Layton’s Mystery Journey

I’ve played all the Professor Layton games, and reviewed several of them on this blog.  In the abstract I think really highly of this series, but as I was putting together my thoughts on this one, I went back and read what I had written about the last three games in the series, including Professor Layton Vs Phoenix Wright, I realized that I had similar complaints about those games to the ones I have with this game.

I still don’t like the split between tapping the bottom screen and the cursor on the top screen, the game feels padded out, with puzzles spread far too thin, and I don’t think those puzzles are as good as the used to be.  The new complaint with Layton’s Mystery Journey is that now the story is purely episodic and of the game’s 12 episodes, only about three of them feel like they really matter. While I mostly enjoyed my time with the game, when I finished I was really ready to be done with it.  After a few days to cool off, I feel a little more fondness for the game, though I think that this is the first time my annoyances finally outweighed my enjoyment.

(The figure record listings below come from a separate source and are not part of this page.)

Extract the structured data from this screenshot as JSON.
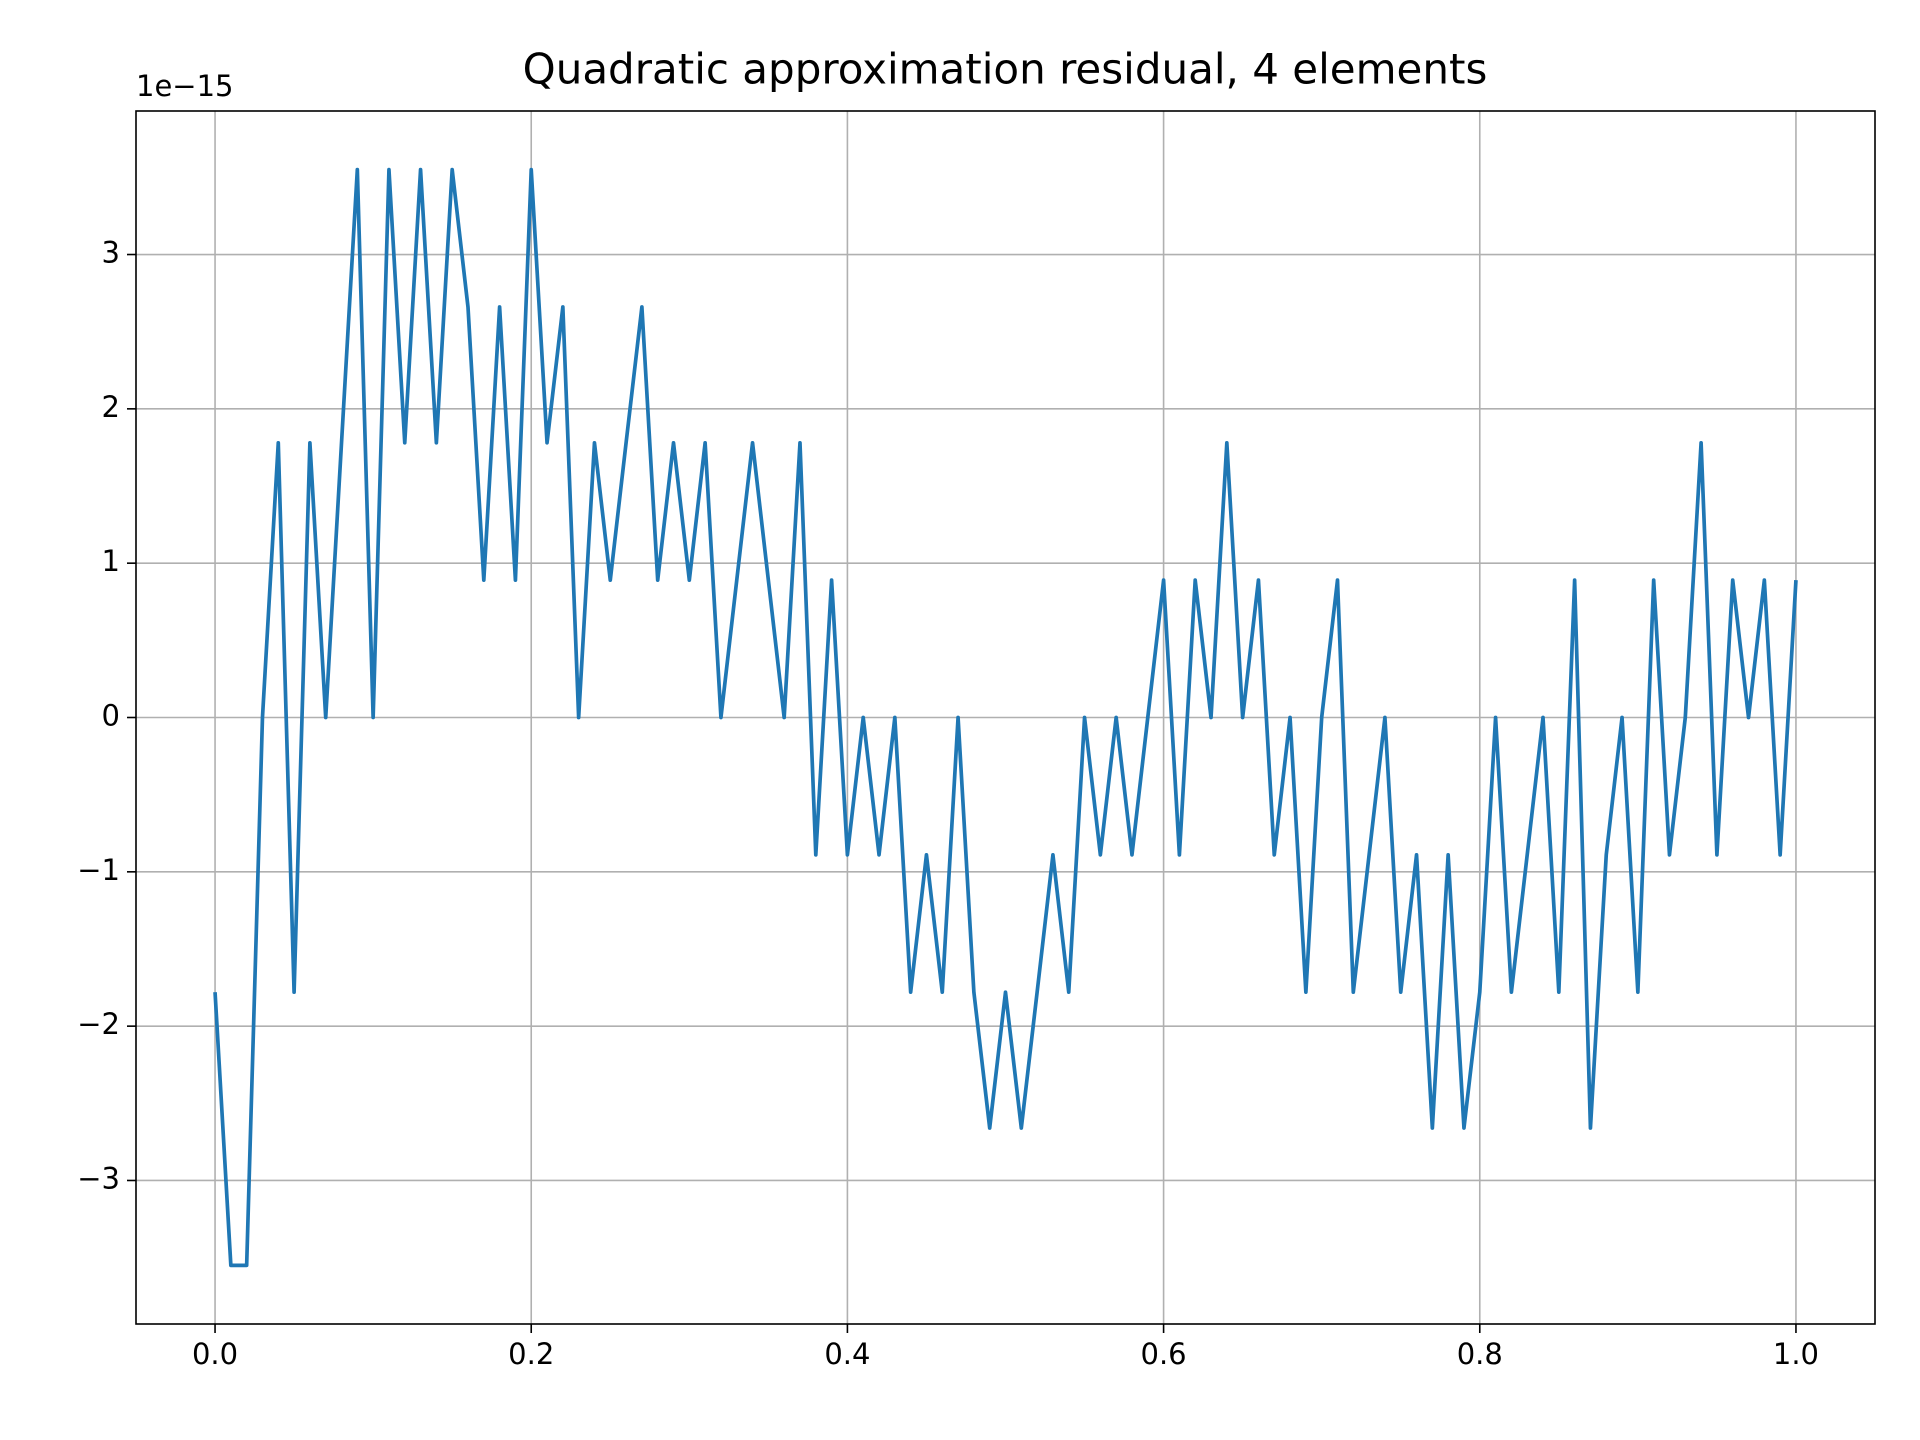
{
  "chart_data": {
    "type": "line",
    "title": "Quadratic approximation residual, 4 elements",
    "offset_label": "1e−15",
    "x": [
      0,
      0.01,
      0.02,
      0.03,
      0.04,
      0.05,
      0.06,
      0.07,
      0.08,
      0.09,
      0.1,
      0.11,
      0.12,
      0.13,
      0.14,
      0.15,
      0.16,
      0.17,
      0.18,
      0.19,
      0.2,
      0.21,
      0.22,
      0.23,
      0.24,
      0.25,
      0.26,
      0.27,
      0.28,
      0.29,
      0.3,
      0.31,
      0.32,
      0.33,
      0.34,
      0.35,
      0.36,
      0.37,
      0.38,
      0.39,
      0.4,
      0.41,
      0.42,
      0.43,
      0.44,
      0.45,
      0.46,
      0.47,
      0.48,
      0.49,
      0.5,
      0.51,
      0.52,
      0.53,
      0.54,
      0.55,
      0.56,
      0.57,
      0.58,
      0.59,
      0.6,
      0.61,
      0.62,
      0.63,
      0.64,
      0.65,
      0.66,
      0.67,
      0.68,
      0.69,
      0.7,
      0.71,
      0.72,
      0.73,
      0.74,
      0.75,
      0.76,
      0.77,
      0.78,
      0.79,
      0.8,
      0.81,
      0.82,
      0.83,
      0.84,
      0.85,
      0.86,
      0.87,
      0.88,
      0.89,
      0.9,
      0.91,
      0.92,
      0.93,
      0.94,
      0.95,
      0.96,
      0.97,
      0.98,
      0.99,
      1.0
    ],
    "series": [
      {
        "color": "#1f77b4",
        "values": [
          -1.78,
          -3.55,
          -3.55,
          0,
          1.78,
          -1.78,
          1.78,
          0,
          1.78,
          3.55,
          0,
          3.55,
          1.78,
          3.55,
          1.78,
          3.55,
          2.66,
          0.89,
          2.66,
          0.89,
          3.55,
          1.78,
          2.66,
          0,
          1.78,
          0.89,
          1.78,
          2.66,
          0.89,
          1.78,
          0.89,
          1.78,
          0,
          0.89,
          1.78,
          0.89,
          0,
          1.78,
          -0.89,
          0.89,
          -0.89,
          0,
          -0.89,
          0,
          -1.78,
          -0.89,
          -1.78,
          0,
          -1.78,
          -2.66,
          -1.78,
          -2.66,
          -1.78,
          -0.89,
          -1.78,
          0,
          -0.89,
          0,
          -0.89,
          0,
          0.89,
          -0.89,
          0.89,
          0,
          1.78,
          0,
          0.89,
          -0.89,
          0,
          -1.78,
          0,
          0.89,
          -1.78,
          -0.89,
          0,
          -1.78,
          -0.89,
          -2.66,
          -0.89,
          -2.66,
          -1.78,
          0,
          -1.78,
          -0.89,
          0,
          -1.78,
          0.89,
          -2.66,
          -0.89,
          0,
          -1.78,
          0.89,
          -0.89,
          0,
          1.78,
          -0.89,
          0.89,
          0,
          0.89,
          -0.89,
          0.89
        ]
      }
    ],
    "xlim": [
      -0.05,
      1.05
    ],
    "ylim": [
      -3.93,
      3.93
    ],
    "xticks": [
      {
        "value": 0,
        "label": "0.0"
      },
      0.2,
      0.4,
      0.6,
      0.8,
      {
        "value": 1,
        "label": "1.0"
      }
    ],
    "yticks": [
      {
        "value": -3,
        "label": "−3"
      },
      {
        "value": -2,
        "label": "−2"
      },
      {
        "value": -1,
        "label": "−1"
      },
      0,
      1,
      2,
      3
    ],
    "grid": true
  }
}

I’ve complained about my problems with the cursor before and I still have them.  It is makes me a little nauseous managing that split between top and bottom screens. I’ve complained about the length before.  I’ll have to go back and check the DS games, but this feels like a 12 hour game stretched out to take nearly 20.  With Layton v Wright, I complained about the puzzles, but I thought it was just because that game was a spin off. The puzzles here feel imprecise.  They aren’t perfectly crafted to make you think or mess with you assumptions, these just feel imprecise.  Sometimes the wording is so vague it nearly impossible to tell what the puzzle is.  There are still plenty of good puzzles, but there are way too many weak or simply bad ones.

The story is the other big problem.  The structure fails this game utterly.  If there was an initial mystery that lead to all the other cases it would have felt like a real story, but instead it just introduces a bunch of characters before moving to a toothless epic final showdown.  It does start with a pair of mysteries, one involving the disappearance of Professor Layton and the other having to do with Sherl, the talking dog that shows up at new protagonist Katrielle’s shop.  Those mysteries are not dealt with at all.  Professor Layton is gone, as are all the characters from the previous 6 games, and Katrielle has a talking dog. Instead of dealing with either of them, you spend most of the game solving non-mysteries for the police, with a few good ones mixed.

I don’t really have a problem with change in cast, it was time for a refresh, but other than changing out the cast, the only change this made to the series was a downgrade in puzzle quality. This is still largely the same game as the last few in the series, but the returns are really diminishing now. I hope the next game gets things back on track.